Jawad Royen

Personal information
- Full name: Jawad Mohammad Royen
- Born: 16 May 1992 (age 34) Jessore, Bangladesh
- Batting: Right-handed
- Bowling: Right-arm off-spin

Domestic team information
- 2021–22: City Club
- 2022–23: Khulna Division

Career statistics
| Competition | FC | List A |
| Matches | 7 | 28 |
| Runs scored | 143 | 599 |
| Batting average | 15.88 | 26.04 |
| 100s/50s | 0/1 | 0/3 |
| Top score | 50 | 79* |
| Balls bowled | 68 | 1,224 |
| Wickets | 3 | 22 |
| Bowling average | 23.00 | 41.13 |
| 5 wickets in innings | 0 | 0 |
| 10 wickets in match | 0 | – |
| Best bowling | 2/17 | 3/31 |
| Catches/stumpings | 5/– | 11/– |
- Source: Cricinfo, 24 March 2025

= Jawad Royen =

Bangladeshi cricketer

Jawad Royen (born 16 May 1992) is a Bangladeshi cricketer from Jessore.

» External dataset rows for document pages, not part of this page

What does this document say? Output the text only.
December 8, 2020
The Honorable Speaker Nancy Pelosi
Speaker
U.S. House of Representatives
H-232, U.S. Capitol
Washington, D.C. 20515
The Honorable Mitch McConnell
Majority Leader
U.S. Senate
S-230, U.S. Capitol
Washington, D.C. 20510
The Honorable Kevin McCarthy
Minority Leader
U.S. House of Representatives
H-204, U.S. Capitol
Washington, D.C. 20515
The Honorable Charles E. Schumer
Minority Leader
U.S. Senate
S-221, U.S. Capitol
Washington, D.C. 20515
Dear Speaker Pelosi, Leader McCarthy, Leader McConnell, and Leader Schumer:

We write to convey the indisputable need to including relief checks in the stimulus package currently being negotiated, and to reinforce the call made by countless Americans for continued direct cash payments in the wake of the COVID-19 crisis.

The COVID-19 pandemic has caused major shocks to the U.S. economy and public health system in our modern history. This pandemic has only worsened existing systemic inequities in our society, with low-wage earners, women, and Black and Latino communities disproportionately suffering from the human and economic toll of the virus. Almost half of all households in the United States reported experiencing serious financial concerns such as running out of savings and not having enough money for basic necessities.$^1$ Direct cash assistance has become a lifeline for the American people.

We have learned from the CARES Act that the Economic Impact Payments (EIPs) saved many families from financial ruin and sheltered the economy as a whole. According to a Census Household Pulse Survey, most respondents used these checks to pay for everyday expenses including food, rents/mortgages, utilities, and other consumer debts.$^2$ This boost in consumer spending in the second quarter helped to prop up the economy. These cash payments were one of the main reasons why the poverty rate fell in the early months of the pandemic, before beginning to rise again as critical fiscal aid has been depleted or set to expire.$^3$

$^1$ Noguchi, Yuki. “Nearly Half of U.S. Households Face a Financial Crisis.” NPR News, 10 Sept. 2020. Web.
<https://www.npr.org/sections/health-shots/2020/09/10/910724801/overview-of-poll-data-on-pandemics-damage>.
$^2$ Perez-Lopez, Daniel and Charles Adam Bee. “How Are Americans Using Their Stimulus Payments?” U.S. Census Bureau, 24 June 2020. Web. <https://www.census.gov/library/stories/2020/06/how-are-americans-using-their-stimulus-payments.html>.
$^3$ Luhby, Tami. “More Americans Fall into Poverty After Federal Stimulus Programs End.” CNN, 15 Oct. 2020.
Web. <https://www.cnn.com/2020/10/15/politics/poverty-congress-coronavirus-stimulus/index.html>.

Jawad Royen made his List A debut when he captained City Club in their inaugural List A match in the 2021–22 Dhaka Premier Division Cricket League on 15 March 2022, in which he was the side's top scorer with 37 not out. On 9 April he won the Player of the Match award when he scored 79 not out to take City Club to a three-wicket victory over Brothers Union off the final ball of the 50th over. He captained City Club throughout their 2021–22 debut tournament; they finished tenth, enabling them to remain in the competition for the following season. He made his first-class debut on 26 October 2022, for Khulna Division in the 2022–23 National Cricket League.